Josetxo Ordóñez EcheverríaHace unos días, unos cuantos miembros de Cristianisme i Justícia pudimos compartir un delicioso encuentro con Jon Sobrino. Sobre este encuentro escribe Josep Cobo en su blog. Lo primero que dijo Jon Sobrino es que la historia es “sangre fluyendo”. Que la realidad humana, la biografía de la humanidad, se comprende en la “sangre que fluye”. Esta perspectiva inicial del “martirio” como lugar epistemológico del devenir humano me sigue resonando en el corazón desde entonces. Es el “dar la vida” el acontecimiento genuino para contemplar la realidad. Acontecimiento que me atrevo a decir que, para Jon, existencialmente tiene un reverso en forma de “ser quitada la vida”. Dar y ser quitada la vida. Sangre que fluye.

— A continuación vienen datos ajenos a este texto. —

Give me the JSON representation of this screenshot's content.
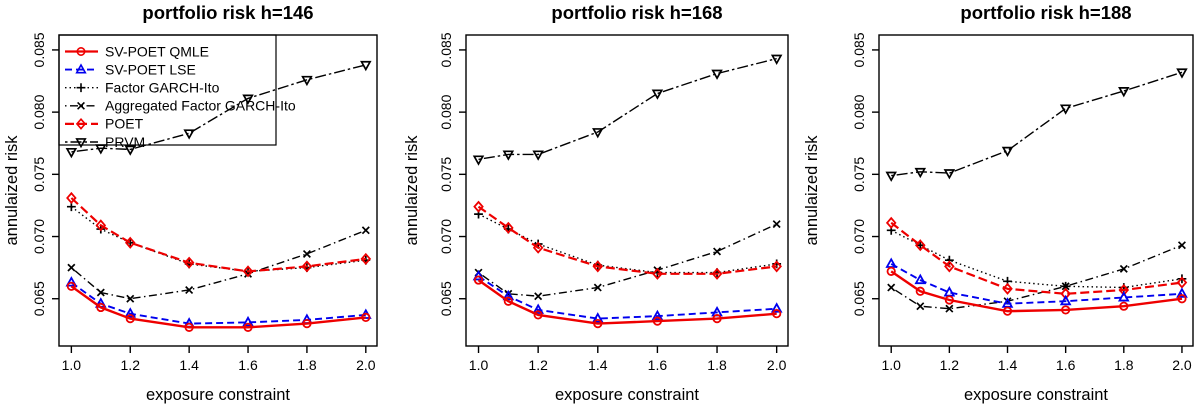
{
  "figure": {
    "ylabel": "annulaized risk",
    "xlabel": "exposure constraint",
    "axis_color": "#000000",
    "background": "#ffffff"
  },
  "legend": {
    "position": "topleft",
    "entries": [
      "SV-POET QMLE",
      "SV-POET LSE",
      "Factor GARCH-Ito",
      "Aggregated Factor GARCH-Ito",
      "POET",
      "PRVM"
    ]
  },
  "series_styles": {
    "SV-POET QMLE": {
      "color": "#ee0000",
      "line": "solid",
      "marker": "circle",
      "width": 2.4
    },
    "SV-POET LSE": {
      "color": "#0000ee",
      "line": "dashed",
      "marker": "triangle-up",
      "width": 1.9
    },
    "Factor GARCH-Ito": {
      "color": "#000000",
      "line": "dotted",
      "marker": "plus",
      "width": 1.4
    },
    "Aggregated Factor GARCH-Ito": {
      "color": "#000000",
      "line": "dotdash",
      "marker": "x",
      "width": 1.4
    },
    "POET": {
      "color": "#ee0000",
      "line": "longdash",
      "marker": "diamond",
      "width": 2.2
    },
    "PRVM": {
      "color": "#000000",
      "line": "twodash",
      "marker": "triangle-down",
      "width": 1.4
    }
  },
  "chart_data": [
    {
      "type": "line",
      "title": "portfolio risk h=146",
      "xlabel": "exposure constraint",
      "ylabel": "annulaized risk",
      "x": [
        1.0,
        1.1,
        1.2,
        1.4,
        1.6,
        1.8,
        2.0
      ],
      "x_ticks": [
        1.0,
        1.2,
        1.4,
        1.6,
        1.8,
        2.0
      ],
      "y_ticks": [
        0.065,
        0.07,
        0.075,
        0.08,
        0.085
      ],
      "xlim": [
        0.958,
        2.038
      ],
      "ylim": [
        0.0612,
        0.0862
      ],
      "grid": false,
      "legend_shown": true,
      "series": [
        {
          "name": "Factor GARCH-Ito",
          "values": [
            0.0724,
            0.0706,
            0.0695,
            0.0678,
            0.0672,
            0.0675,
            0.0681
          ]
        },
        {
          "name": "Aggregated Factor GARCH-Ito",
          "values": [
            0.0675,
            0.0655,
            0.065,
            0.0657,
            0.067,
            0.0686,
            0.0705
          ]
        },
        {
          "name": "PRVM",
          "values": [
            0.0768,
            0.0771,
            0.077,
            0.0783,
            0.0811,
            0.0826,
            0.0838
          ]
        },
        {
          "name": "POET",
          "values": [
            0.0731,
            0.0709,
            0.0695,
            0.0679,
            0.0672,
            0.0676,
            0.0682
          ]
        },
        {
          "name": "SV-POET LSE",
          "values": [
            0.0663,
            0.0646,
            0.0638,
            0.063,
            0.0631,
            0.0633,
            0.0637
          ]
        },
        {
          "name": "SV-POET QMLE",
          "values": [
            0.066,
            0.0643,
            0.0634,
            0.0627,
            0.0627,
            0.063,
            0.0635
          ]
        }
      ]
    },
    {
      "type": "line",
      "title": "portfolio risk h=168",
      "xlabel": "exposure constraint",
      "ylabel": "annulaized risk",
      "x": [
        1.0,
        1.1,
        1.2,
        1.4,
        1.6,
        1.8,
        2.0
      ],
      "x_ticks": [
        1.0,
        1.2,
        1.4,
        1.6,
        1.8,
        2.0
      ],
      "y_ticks": [
        0.065,
        0.07,
        0.075,
        0.08,
        0.085
      ],
      "xlim": [
        0.958,
        2.038
      ],
      "ylim": [
        0.0612,
        0.0862
      ],
      "grid": false,
      "legend_shown": false,
      "series": [
        {
          "name": "Factor GARCH-Ito",
          "values": [
            0.0718,
            0.0706,
            0.0694,
            0.0677,
            0.0671,
            0.0671,
            0.0678
          ]
        },
        {
          "name": "Aggregated Factor GARCH-Ito",
          "values": [
            0.0671,
            0.0654,
            0.0652,
            0.0659,
            0.0673,
            0.0688,
            0.071
          ]
        },
        {
          "name": "PRVM",
          "values": [
            0.0762,
            0.0766,
            0.0766,
            0.0784,
            0.0815,
            0.0831,
            0.0843
          ]
        },
        {
          "name": "POET",
          "values": [
            0.0724,
            0.0707,
            0.0691,
            0.0676,
            0.067,
            0.067,
            0.0676
          ]
        },
        {
          "name": "SV-POET LSE",
          "values": [
            0.0668,
            0.0652,
            0.0641,
            0.0634,
            0.0636,
            0.0639,
            0.0642
          ]
        },
        {
          "name": "SV-POET QMLE",
          "values": [
            0.0665,
            0.0648,
            0.0637,
            0.063,
            0.0632,
            0.0634,
            0.0638
          ]
        }
      ]
    },
    {
      "type": "line",
      "title": "portfolio risk h=188",
      "xlabel": "exposure constraint",
      "ylabel": "annulaized risk",
      "x": [
        1.0,
        1.1,
        1.2,
        1.4,
        1.6,
        1.8,
        2.0
      ],
      "x_ticks": [
        1.0,
        1.2,
        1.4,
        1.6,
        1.8,
        2.0
      ],
      "y_ticks": [
        0.065,
        0.07,
        0.075,
        0.08,
        0.085
      ],
      "xlim": [
        0.958,
        2.038
      ],
      "ylim": [
        0.0612,
        0.0862
      ],
      "grid": false,
      "legend_shown": false,
      "series": [
        {
          "name": "Factor GARCH-Ito",
          "values": [
            0.0705,
            0.0693,
            0.0681,
            0.0664,
            0.066,
            0.0659,
            0.0666
          ]
        },
        {
          "name": "Aggregated Factor GARCH-Ito",
          "values": [
            0.0659,
            0.0644,
            0.0642,
            0.0648,
            0.066,
            0.0674,
            0.0693
          ]
        },
        {
          "name": "PRVM",
          "values": [
            0.0749,
            0.0752,
            0.0751,
            0.0769,
            0.0803,
            0.0817,
            0.0832
          ]
        },
        {
          "name": "POET",
          "values": [
            0.0711,
            0.0693,
            0.0676,
            0.0658,
            0.0654,
            0.0657,
            0.0663
          ]
        },
        {
          "name": "SV-POET LSE",
          "values": [
            0.0678,
            0.0665,
            0.0655,
            0.0646,
            0.0648,
            0.0651,
            0.0654
          ]
        },
        {
          "name": "SV-POET QMLE",
          "values": [
            0.0672,
            0.0656,
            0.0649,
            0.064,
            0.0641,
            0.0644,
            0.065
          ]
        }
      ]
    }
  ]
}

El Servicio Jesuita a Migrantes España presenta su informe anual 2015 acerca de los Centros de Internamiento de Extranjeros, los CIE. Un informe que recoge los datos de 503 personas visitadas en los CIE de Barcelona, Madrid y Valencia el año pasado. El énfasis de este informe está en su título, que es el de estas líneas: “Vulnerables. Vulnerabilizados”. El informe dice que “vulnerabilizada es aquella persona que ha sido traída a la situación de vulnerabilidad por mecanismos estructurales económicos, políticos, sociales y jurídicos.

El sufrimiento, la desigualdad social y el conflicto social son algunos de los síntomas de los mecanismos vulnerabilizadores. En relación con el CIE, muchas personas internadas son vulnerables en razón de condiciones personales de partida: la edad, el sexo, la salud, los vínculos familiares, incluso por las secuelas de un proceso migratorio traumático. Más allá de esas condiciones de vulnerabilidad, son vulnerabilizadas por las políticas y las respuestas jurídicas de expulsión y de internamiento. […] [P]ersonas cuyos derechos y condiciones de dignidad han sido vulnerados durante el proceso de expulsión y el internamiento”.

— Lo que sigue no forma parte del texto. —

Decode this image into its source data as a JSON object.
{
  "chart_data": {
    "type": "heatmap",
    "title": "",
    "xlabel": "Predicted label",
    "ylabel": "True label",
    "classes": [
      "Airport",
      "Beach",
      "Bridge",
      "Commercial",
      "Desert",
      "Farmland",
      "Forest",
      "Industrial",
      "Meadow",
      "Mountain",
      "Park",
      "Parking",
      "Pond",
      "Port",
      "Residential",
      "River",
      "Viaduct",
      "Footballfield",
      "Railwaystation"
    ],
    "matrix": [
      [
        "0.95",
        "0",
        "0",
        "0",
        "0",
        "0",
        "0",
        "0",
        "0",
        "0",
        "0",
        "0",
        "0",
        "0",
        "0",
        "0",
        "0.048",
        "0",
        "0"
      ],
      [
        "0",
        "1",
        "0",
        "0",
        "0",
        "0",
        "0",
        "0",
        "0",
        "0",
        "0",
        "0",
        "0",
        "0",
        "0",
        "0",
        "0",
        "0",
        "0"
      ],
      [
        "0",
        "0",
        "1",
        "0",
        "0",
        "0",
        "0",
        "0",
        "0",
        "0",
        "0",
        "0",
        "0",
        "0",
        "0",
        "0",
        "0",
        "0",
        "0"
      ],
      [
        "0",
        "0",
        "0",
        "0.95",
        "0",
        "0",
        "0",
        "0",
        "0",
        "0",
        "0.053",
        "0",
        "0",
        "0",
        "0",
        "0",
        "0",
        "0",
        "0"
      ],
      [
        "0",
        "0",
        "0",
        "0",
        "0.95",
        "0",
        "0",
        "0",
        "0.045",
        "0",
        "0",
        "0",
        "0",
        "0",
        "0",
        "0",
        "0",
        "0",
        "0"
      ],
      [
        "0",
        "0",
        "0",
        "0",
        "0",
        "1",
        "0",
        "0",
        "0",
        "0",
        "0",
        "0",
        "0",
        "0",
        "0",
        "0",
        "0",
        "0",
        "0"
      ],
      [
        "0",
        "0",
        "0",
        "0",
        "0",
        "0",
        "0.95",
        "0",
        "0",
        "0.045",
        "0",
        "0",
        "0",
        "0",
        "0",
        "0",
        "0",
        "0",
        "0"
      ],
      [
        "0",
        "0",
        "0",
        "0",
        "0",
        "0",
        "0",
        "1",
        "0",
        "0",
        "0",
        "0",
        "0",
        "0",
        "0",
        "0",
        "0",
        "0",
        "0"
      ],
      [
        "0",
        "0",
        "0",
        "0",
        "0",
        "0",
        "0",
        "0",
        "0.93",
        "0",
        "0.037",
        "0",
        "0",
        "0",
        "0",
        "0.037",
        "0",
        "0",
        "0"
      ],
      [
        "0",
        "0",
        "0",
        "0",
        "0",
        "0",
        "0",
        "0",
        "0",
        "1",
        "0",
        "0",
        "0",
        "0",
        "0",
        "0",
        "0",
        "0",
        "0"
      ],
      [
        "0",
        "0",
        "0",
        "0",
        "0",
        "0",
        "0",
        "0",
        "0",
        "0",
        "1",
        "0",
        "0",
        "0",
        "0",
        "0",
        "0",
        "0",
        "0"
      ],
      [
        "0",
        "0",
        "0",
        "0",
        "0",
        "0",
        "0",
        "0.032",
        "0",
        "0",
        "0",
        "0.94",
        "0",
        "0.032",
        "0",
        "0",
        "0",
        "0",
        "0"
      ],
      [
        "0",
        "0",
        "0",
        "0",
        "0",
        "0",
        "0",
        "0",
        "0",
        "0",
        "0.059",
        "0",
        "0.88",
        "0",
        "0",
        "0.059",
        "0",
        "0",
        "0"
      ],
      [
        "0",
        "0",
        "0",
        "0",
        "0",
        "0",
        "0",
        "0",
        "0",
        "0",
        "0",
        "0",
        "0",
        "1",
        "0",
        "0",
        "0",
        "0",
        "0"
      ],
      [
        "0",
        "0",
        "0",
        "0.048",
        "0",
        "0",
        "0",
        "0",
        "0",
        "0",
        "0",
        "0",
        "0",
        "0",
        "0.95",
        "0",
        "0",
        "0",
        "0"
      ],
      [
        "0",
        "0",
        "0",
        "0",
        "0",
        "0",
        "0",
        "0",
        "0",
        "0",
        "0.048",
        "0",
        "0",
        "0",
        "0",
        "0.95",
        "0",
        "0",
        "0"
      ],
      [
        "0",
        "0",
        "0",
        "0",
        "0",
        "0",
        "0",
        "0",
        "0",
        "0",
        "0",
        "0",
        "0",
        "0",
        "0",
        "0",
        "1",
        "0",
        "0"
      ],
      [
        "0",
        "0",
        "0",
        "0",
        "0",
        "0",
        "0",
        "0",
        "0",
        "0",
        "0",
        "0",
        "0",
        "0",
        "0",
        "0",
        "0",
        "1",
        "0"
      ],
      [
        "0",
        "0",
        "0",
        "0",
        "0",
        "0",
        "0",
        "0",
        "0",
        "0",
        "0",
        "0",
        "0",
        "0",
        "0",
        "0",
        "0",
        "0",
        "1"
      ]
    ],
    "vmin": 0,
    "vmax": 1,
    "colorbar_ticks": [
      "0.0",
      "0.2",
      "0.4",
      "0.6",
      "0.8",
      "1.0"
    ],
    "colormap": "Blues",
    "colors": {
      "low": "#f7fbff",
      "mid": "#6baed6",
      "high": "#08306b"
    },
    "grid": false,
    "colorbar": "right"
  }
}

Es necesario, pero ya no es suficiente, partir de la situación de vulnerabilidad de las personas privadas de libertad en los CIE. La realidad nos enseña que el internamiento por sí mismo vulnerabiliza, destruye las defensas psíquicas, físicas, contextuales, sociales de los individuos sometidos a internamiento. La realidad de todos estos años acompañando internos -desde 2012 5.902 visitas- nos enseña que los dispositivos legales de exclusión/expulsión vulnerabilizan. No se trata ya de constatar una carencia personal de resistencia a la adversidad, de falta de fortaleza individual, de falta de éxito de los proyectos migratorios individuales. Quedarnos en ese nivel de constatación puede implicar culpabilizar a los sujetos del hundimiento: son vulnerables; naturalmente, no resistieron.

Pero las personas en los CIE son llevadas sistemáticamente a la vulnerabilidad, vulnerabilizadas. Y no lo eran en el momento antes de ser detenidas, llevadas a presencia judicial e internadas.

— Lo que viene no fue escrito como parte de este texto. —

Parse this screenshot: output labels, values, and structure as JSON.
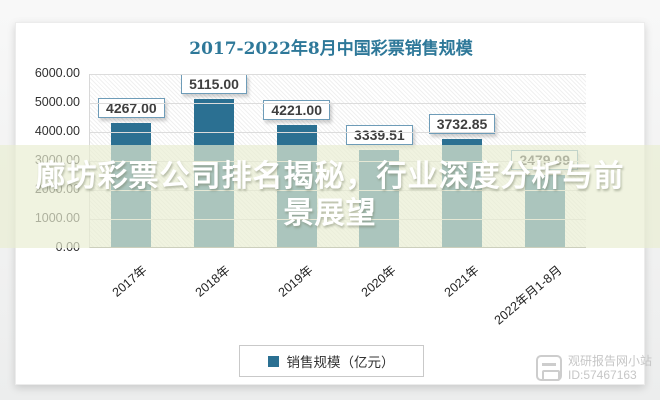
{
  "title": "2017-2022年8月中国彩票销售规模",
  "overlay": {
    "lines": [
      "廊坊彩票公司排名揭秘，行业深度分析与前",
      "景展望"
    ]
  },
  "legend": {
    "label": "销售规模（亿元）",
    "marker_color": "#2b7092"
  },
  "watermark": {
    "site": "观研报告网小站",
    "id": "ID:57467163"
  },
  "chart_data": {
    "type": "bar",
    "title": "2017-2022年8月中国彩票销售规模",
    "categories": [
      "2017年",
      "2018年",
      "2019年",
      "2020年",
      "2021年",
      "2022年月1-8月"
    ],
    "values": [
      4267.0,
      5115.0,
      4221.0,
      3339.51,
      3732.85,
      2479.09
    ],
    "value_labels": [
      "4267.00",
      "5115.00",
      "4221.00",
      "3339.51",
      "3732.85",
      "2479.09"
    ],
    "series_name": "销售规模（亿元）",
    "xlabel": "",
    "ylabel": "销售规模（亿元）",
    "y_ticks": [
      "6000.00",
      "5000.00",
      "4000.00",
      "3000.00",
      "2000.00",
      "1000.00",
      "0.00"
    ],
    "ylim": [
      0,
      6000
    ],
    "grid": true,
    "legend_position": "bottom",
    "bar_color": "#2b7092",
    "x_tick_rotation": -40
  }
}
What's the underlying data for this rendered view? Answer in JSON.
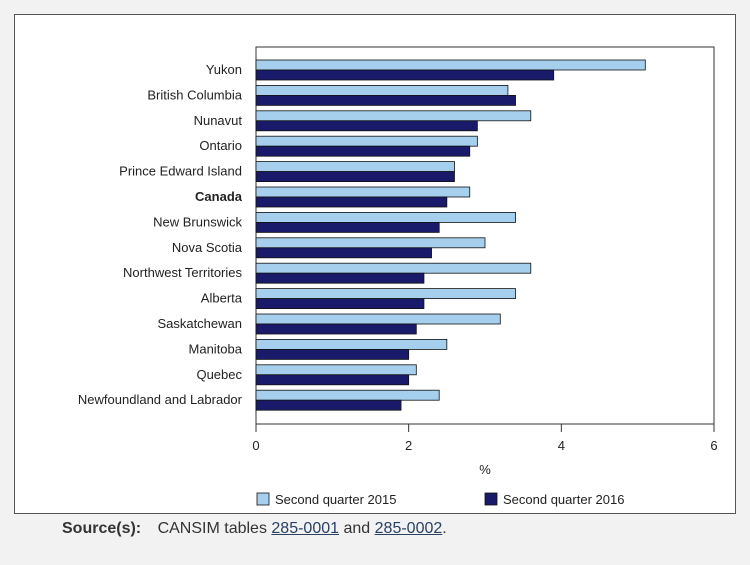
{
  "chart_data": {
    "type": "bar",
    "orientation": "horizontal",
    "categories": [
      "Yukon",
      "British Columbia",
      "Nunavut",
      "Ontario",
      "Prince Edward Island",
      "Canada",
      "New Brunswick",
      "Nova Scotia",
      "Northwest Territories",
      "Alberta",
      "Saskatchewan",
      "Manitoba",
      "Quebec",
      "Newfoundland and Labrador"
    ],
    "highlight_category": "Canada",
    "series": [
      {
        "name": "Second quarter 2015",
        "color": "#a6cfee",
        "values": [
          5.1,
          3.3,
          3.6,
          2.9,
          2.6,
          2.8,
          3.4,
          3.0,
          3.6,
          3.4,
          3.2,
          2.5,
          2.1,
          2.4
        ]
      },
      {
        "name": "Second quarter 2016",
        "color": "#1a1a6b",
        "values": [
          3.9,
          3.4,
          2.9,
          2.8,
          2.6,
          2.5,
          2.4,
          2.3,
          2.2,
          2.2,
          2.1,
          2.0,
          2.0,
          1.9
        ]
      }
    ],
    "xlim": [
      0,
      6
    ],
    "xticks": [
      "0",
      "2",
      "4",
      "6"
    ],
    "xlabel": "%",
    "ylabel": "",
    "legend_position": "bottom"
  },
  "source": {
    "label": "Source(s):",
    "text_before": "CANSIM tables",
    "link1": "285-0001",
    "text_mid": "and",
    "link2": "285-0002",
    "text_end": "."
  }
}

Es por eso que nuestro foco en el informe de 2015 se fija en ellas. Sería más tranquilizador pensar la vulnerabilidad previa y justificar así lo que hemos visto y oído en los CIE. Lo preocupante es que la incesante “sangre que fluye” nos enseña el entramado estructural de un CIE que se pretende irresponsable pero que vulnerabiliza, banal, arendtianamente, si se me permite.

Cuánta y qué clase de sangre fluyente vemos (y bebemos) en el CIE, solamente lo intuyo, pues no me cabe decirla. En estos momentos, sobre eso prefiero guardar silencio. Pero no puedo imaginar ahora la necesidad de pensar el internamiento y la expulsión de migrantes sin ella.